High Affinity Binding of Factor XIIa to an Electronegative Surface Controls the Rates of Factor XII and Prekallikrein Activation in Vitro

Abstract

The incubation of normal human plasma in the presence of sulphatide vesicles results in the generation of amidolytic activity due to factor XIIa (FXIIa) and to kallikrein (KRN). The progress of the generation of the enzymes distinguished a high initial rate of enzyme generation, a decline of this rate to maximum amidolytic activity ([FXIIa]m and [KRN]m) and a negative pseudo-first-order rate attributed to enzyme inactivation by plasma C1-inhibitor (C1INH). [FXIIa]m and [KRN]m were determined after the treatment of various dilutions of plasma in the presence of 4, 15, or 40 μM sulphatide vesicles. At all levels of sulphatides, [FXIIa]m and [KRN]m initially increased with the concentration of plasma, to reach a plateau at higher concentration of plasma.
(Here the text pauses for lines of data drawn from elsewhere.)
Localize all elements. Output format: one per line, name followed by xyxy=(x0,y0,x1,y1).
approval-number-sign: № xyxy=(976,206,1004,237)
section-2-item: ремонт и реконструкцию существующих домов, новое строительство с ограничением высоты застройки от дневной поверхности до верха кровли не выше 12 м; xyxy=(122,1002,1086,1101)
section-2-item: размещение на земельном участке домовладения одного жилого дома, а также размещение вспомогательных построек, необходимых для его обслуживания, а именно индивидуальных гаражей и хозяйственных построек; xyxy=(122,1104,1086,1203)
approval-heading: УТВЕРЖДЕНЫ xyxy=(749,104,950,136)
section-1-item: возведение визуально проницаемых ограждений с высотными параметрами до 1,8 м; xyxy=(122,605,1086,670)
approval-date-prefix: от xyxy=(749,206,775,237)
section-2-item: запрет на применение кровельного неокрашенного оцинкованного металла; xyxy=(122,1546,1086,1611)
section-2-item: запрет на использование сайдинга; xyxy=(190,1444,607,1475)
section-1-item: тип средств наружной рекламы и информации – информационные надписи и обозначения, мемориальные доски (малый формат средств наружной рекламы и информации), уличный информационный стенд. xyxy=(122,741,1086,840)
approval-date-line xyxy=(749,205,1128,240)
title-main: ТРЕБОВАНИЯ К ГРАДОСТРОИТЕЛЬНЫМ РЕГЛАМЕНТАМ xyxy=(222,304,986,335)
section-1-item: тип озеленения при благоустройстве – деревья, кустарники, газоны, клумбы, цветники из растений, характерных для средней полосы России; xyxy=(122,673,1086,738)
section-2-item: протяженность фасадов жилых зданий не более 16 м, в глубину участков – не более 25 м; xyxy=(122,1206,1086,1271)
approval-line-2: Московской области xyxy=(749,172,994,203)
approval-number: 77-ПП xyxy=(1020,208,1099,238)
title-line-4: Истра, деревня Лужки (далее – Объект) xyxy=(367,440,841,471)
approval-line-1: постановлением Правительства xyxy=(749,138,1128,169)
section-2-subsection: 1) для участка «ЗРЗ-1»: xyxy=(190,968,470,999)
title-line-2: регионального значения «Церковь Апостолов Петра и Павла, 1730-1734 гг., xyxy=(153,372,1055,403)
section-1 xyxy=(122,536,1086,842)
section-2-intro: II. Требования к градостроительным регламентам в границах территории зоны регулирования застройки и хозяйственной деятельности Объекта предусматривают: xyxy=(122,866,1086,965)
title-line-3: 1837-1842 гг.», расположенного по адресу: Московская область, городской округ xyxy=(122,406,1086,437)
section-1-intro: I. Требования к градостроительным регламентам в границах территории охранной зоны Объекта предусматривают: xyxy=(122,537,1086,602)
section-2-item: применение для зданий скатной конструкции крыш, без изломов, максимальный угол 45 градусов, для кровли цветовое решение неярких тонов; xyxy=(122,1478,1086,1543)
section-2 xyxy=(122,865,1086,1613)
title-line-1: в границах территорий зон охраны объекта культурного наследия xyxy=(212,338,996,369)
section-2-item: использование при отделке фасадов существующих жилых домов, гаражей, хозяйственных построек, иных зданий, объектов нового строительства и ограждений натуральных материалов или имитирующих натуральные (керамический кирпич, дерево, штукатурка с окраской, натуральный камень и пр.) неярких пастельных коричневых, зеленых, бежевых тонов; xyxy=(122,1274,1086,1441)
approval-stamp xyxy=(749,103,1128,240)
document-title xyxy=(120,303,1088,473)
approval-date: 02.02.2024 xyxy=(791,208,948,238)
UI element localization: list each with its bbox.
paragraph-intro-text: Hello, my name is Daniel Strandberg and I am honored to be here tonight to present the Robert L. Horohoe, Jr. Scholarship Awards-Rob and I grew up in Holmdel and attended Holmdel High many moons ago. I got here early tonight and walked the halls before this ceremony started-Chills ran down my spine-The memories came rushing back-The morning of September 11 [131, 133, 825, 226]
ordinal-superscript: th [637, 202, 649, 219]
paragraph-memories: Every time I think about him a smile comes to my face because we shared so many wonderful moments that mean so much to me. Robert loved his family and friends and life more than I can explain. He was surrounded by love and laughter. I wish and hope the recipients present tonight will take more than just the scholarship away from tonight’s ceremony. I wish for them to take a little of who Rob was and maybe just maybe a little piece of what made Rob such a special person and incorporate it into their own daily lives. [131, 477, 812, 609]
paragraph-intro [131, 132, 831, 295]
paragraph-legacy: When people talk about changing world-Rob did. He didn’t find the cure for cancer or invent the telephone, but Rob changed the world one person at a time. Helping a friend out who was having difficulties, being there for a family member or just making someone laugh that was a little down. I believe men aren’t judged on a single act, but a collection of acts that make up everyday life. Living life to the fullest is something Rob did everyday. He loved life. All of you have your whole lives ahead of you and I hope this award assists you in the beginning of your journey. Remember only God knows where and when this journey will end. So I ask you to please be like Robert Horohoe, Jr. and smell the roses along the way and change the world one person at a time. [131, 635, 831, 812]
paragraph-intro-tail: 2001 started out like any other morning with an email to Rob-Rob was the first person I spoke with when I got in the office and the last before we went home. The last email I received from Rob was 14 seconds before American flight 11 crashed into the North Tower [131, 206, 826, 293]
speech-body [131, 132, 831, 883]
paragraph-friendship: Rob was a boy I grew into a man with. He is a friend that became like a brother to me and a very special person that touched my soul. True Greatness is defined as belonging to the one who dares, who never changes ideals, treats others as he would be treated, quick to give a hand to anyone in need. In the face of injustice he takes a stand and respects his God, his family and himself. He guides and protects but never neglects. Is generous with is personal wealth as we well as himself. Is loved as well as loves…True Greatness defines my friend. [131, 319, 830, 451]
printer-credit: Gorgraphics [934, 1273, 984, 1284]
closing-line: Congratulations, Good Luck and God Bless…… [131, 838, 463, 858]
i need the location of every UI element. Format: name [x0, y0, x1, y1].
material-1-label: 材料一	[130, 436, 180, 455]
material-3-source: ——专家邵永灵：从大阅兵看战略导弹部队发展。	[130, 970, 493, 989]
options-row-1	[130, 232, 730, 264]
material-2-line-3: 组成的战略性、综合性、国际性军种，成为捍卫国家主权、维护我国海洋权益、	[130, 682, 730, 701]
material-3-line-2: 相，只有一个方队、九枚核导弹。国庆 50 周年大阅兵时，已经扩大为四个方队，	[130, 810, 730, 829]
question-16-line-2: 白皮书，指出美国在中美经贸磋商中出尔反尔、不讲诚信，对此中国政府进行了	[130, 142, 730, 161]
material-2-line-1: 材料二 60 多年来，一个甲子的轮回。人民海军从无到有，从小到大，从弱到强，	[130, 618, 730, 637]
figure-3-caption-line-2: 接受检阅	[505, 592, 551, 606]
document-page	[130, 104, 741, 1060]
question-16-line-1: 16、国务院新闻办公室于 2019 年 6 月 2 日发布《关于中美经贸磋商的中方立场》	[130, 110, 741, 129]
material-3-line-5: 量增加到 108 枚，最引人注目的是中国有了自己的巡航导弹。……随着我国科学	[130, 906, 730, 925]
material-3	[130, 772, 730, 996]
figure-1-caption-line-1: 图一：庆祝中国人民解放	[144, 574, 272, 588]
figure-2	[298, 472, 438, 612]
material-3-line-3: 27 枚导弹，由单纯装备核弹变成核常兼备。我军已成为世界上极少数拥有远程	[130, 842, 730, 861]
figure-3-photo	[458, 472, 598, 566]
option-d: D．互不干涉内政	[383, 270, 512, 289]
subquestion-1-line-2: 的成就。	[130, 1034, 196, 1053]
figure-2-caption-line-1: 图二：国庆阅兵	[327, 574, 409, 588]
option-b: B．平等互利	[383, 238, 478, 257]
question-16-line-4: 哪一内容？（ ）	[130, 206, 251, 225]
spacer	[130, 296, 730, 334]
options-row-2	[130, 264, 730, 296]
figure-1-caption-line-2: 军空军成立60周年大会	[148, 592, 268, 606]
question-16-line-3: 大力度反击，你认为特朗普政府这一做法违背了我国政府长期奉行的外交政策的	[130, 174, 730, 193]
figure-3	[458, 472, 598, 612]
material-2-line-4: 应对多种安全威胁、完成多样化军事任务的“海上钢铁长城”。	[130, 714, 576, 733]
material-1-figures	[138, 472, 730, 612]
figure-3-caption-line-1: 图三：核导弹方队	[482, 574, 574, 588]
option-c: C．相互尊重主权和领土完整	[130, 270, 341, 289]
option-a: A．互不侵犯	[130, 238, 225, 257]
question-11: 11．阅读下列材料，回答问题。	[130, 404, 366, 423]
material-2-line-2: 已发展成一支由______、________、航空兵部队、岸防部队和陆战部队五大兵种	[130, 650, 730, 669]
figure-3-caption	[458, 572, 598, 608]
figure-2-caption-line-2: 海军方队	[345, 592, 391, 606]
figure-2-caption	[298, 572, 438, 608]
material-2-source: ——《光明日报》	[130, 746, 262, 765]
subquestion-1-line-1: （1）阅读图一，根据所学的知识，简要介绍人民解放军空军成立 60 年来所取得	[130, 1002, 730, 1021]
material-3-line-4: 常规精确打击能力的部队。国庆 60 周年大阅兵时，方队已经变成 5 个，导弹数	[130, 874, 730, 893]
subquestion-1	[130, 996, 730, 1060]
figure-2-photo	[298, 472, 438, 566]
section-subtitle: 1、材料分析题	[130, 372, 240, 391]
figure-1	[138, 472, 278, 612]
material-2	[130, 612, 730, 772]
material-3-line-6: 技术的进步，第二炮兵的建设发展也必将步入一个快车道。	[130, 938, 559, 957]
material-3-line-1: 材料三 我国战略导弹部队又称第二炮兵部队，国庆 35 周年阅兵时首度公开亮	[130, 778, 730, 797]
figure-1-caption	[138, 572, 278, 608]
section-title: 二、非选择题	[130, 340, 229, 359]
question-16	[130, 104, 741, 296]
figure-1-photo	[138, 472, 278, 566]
The plateau activities of the generated enzymes and the optimal concentration of plasma both increased with the level of sulphatide vesicles. The pseudo-first-order inactivation rate for KRN increased progressively with the concentration of plasma but the respective rate for FXIIa was independent of the plasma concentration. The data suggest that contiguous binding of plasma FXIIa, factor XII (FXII), and the complexes of high molecular weight kininogen (HK) with prekallikrein (HK-PKRN) and factor XI (HK-FXI) to an electronegative surface induces a rapid generation of FXIIa and KRN. The concentration of the electronegative surface controls the levels of generated FXIIa and KRN and their release to the bulk phase. The released FXIIa and KRN are both inactivated by C1INH.